Heaven And Hell: My Life in the Eagles, 1974 - 2001 by Don Felder
|Heaven And Hell: My Life in the Eagles, 1974 - 2001 by Don Felder|
|Reviewer: John Van der Kiste|
|Summary: The memoirs of Don Felder, former guitarist with the Eagles, who portrays the reality behind one of the most successful groups of all time, with no punches pulled about the tensions and differences which eventually drove them apart.|
|Buy? Yes||Borrow? Yes|
|Pages: 376||Date: November 2009|
In terms of record sales and income from live tours, hardly anyone matched the Eagles' rate of success during the 1970s. Yet the constant search to better themselves with each record, the in-fighting, the drugs and egos, soon got the better of them. They say it is tough at the top, and nobody is better equipped to tell the often painful story than their former guitarist Don Felder.
Born in 1947 and raised in Florida, Felder was a typical teenage rebel, frequently at odds with his more conservative parents and law-studying elder brother with his long hair, anti-Vietnam war views and love of playing the guitar. Among his early friends after running away from home were Tom Petty, whom he taught guitar for a while, Stephen Stills, and multi-instrumentalist Bernie Leadon, and the latter helped to form the Eagles in 1971.
After two albums of country rock, the group were starting to lose direction. Their decision, and that of everyone around them, was unanimous – they had to rock more to compete with the likes of Led Zeppelin and the Rolling Stones. Basically all they needed was a good incendiary guitar player. Don was invited to join them while they were recording their third album, firstly as a session musician to give the music more punch, and then as a full member. Nicknamed 'Fingers', he proved to be the magic ingredient, and stayed.
Nevertheless he never felt really secure in the group. From the start, he felt it was like walking with a keg of dynamite on your back with the fuse lit, only you don't know how long the fuse is. There was an edgy creative tension which made the music so special, but how long would it last? Glenn Frey and Don Henley, whom he calls 'the gods', were indisputably the Lennon and McCartney figures, with the rest little more than sidemen. A year later the disillusioned Leadon walked out, to be replaced by Joe Walsh. There are some entertaining tales about the latter's exploits, who could have given the Who's Keith Moon a run for his money in the hellraising stakes.

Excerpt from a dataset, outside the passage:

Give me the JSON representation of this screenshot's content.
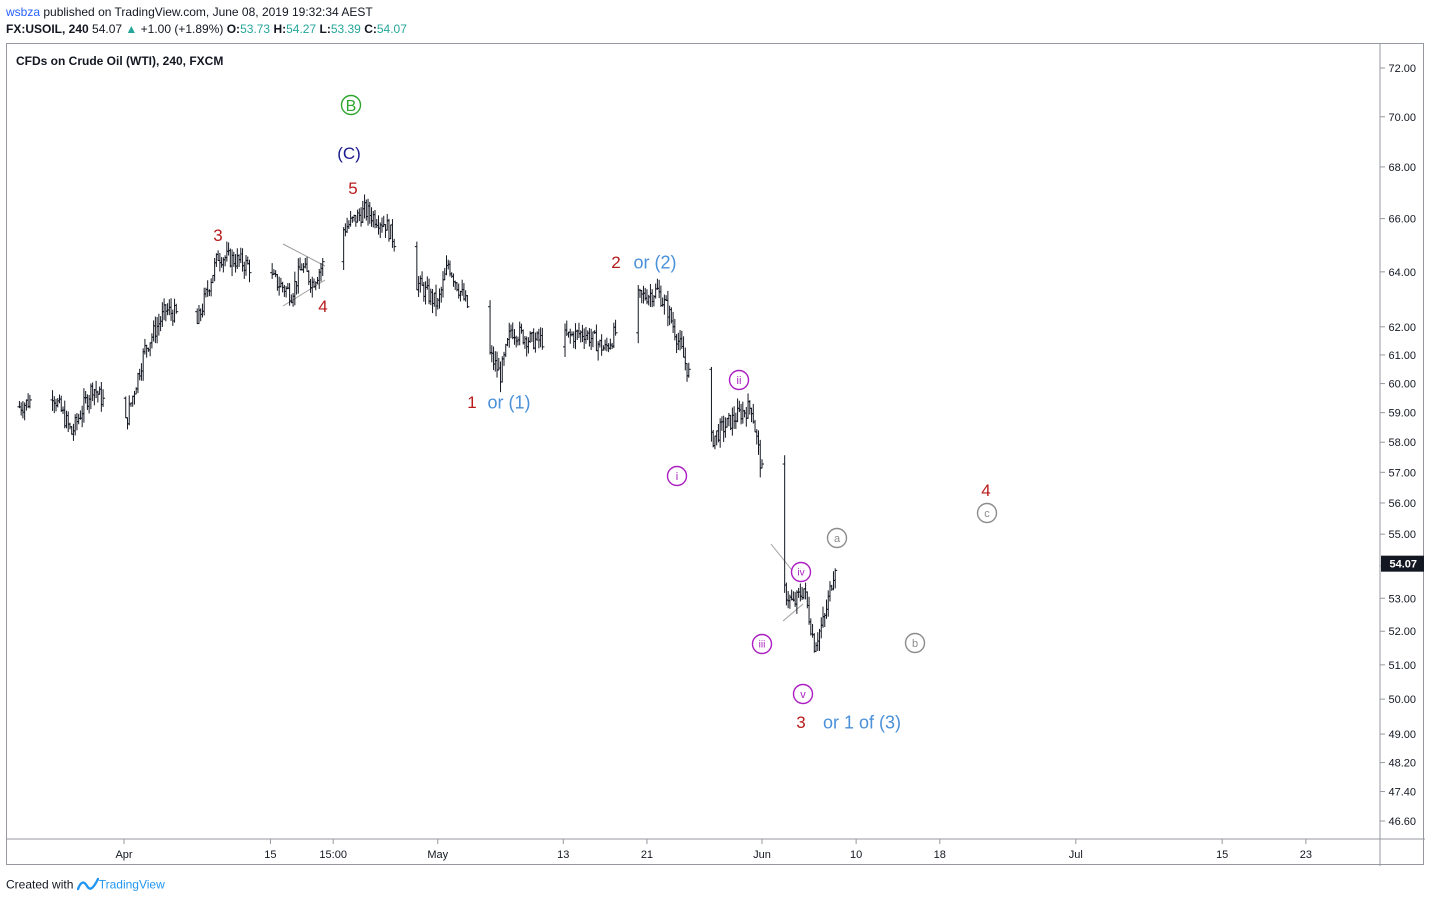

The group's success continued to grow, and peaked with the 1976 album 'Hotel California'. But the usual rock'n'roll excesses – drink, drugs, groupies, egos, fights and everything else – soon showed the writing was on the wall. Original bassist Randy Meisner, whom Felder calls the sweetest man in the music business gave it all up to go back to his family. Recording 'The Long Run', their fifth album, released in 1979, was a tortuous process during which they realized their best days were behind them. After struggling to complete a live album, they walked away from the group – but without telling the fans.
All former group members dabbled in solo projects with varying success, and after one or two false starts the group reunited in 1994. Yet the old tensions were still there, and in 2001 Felder was summarily fired – for asking too many awkward business questions, he maintains. As one of the three legal owners of Eagles Ltd (alongside Frey and Henley), he filed a lawsuit alleging involuntary dissolution of the company, settled six years later. (Legal reasons, I believe, prevent him from saying more than that in print).
Throughout the story runs the thread of Felder's marriage. Unlike some of the other members, he was already a married man with children when he joined, and life on the road gradually took its toll on his marriage till the eventual and sadly inevitable end. However he made his peace with his father before the latter's death, and it must be said that despite a gruelling life on the road, he looks in good shape for his age.
I found this an engrossing book, yet with several sad moments. Felder has had little contact with the other members and ex-members of the group since he was fired, yet it is significant that all of them, except 'the gods' and manager Irving Azoff, are thanked in the acknowledgements. In retrospect, he reckons that the whole was greater than the sum of the parts. They may not have got on with each other or socialized in their spare time, but the tension made for some great music.
The book finishes on a refreshingly philosophical, even upbeat note, without a trace of bitchiness. If any of his former colleagues asked him to play with them again, he says, he definitely would; those guys still feel like family to me.
To sum up, I would unreservedly recommend this book to anybody interested in music of the era, whether a fan of the Eagles like me or not. While it would be interesting to read a similar memoir from Frey or Henley, should they ever publish their side of the story, this account certainly rings true enough.
If you enjoy this, you might also be interested in Lowside of the Road: a biography of Tom Waits (one of whose songs was covered by the Eagles) by Barney Hoskyns, or Twenty Thousand Roads: The Ballad of Gram Parsons and His Cosmic American Music by David N Meyer (notwithstanding its author's apparent dislike of the group).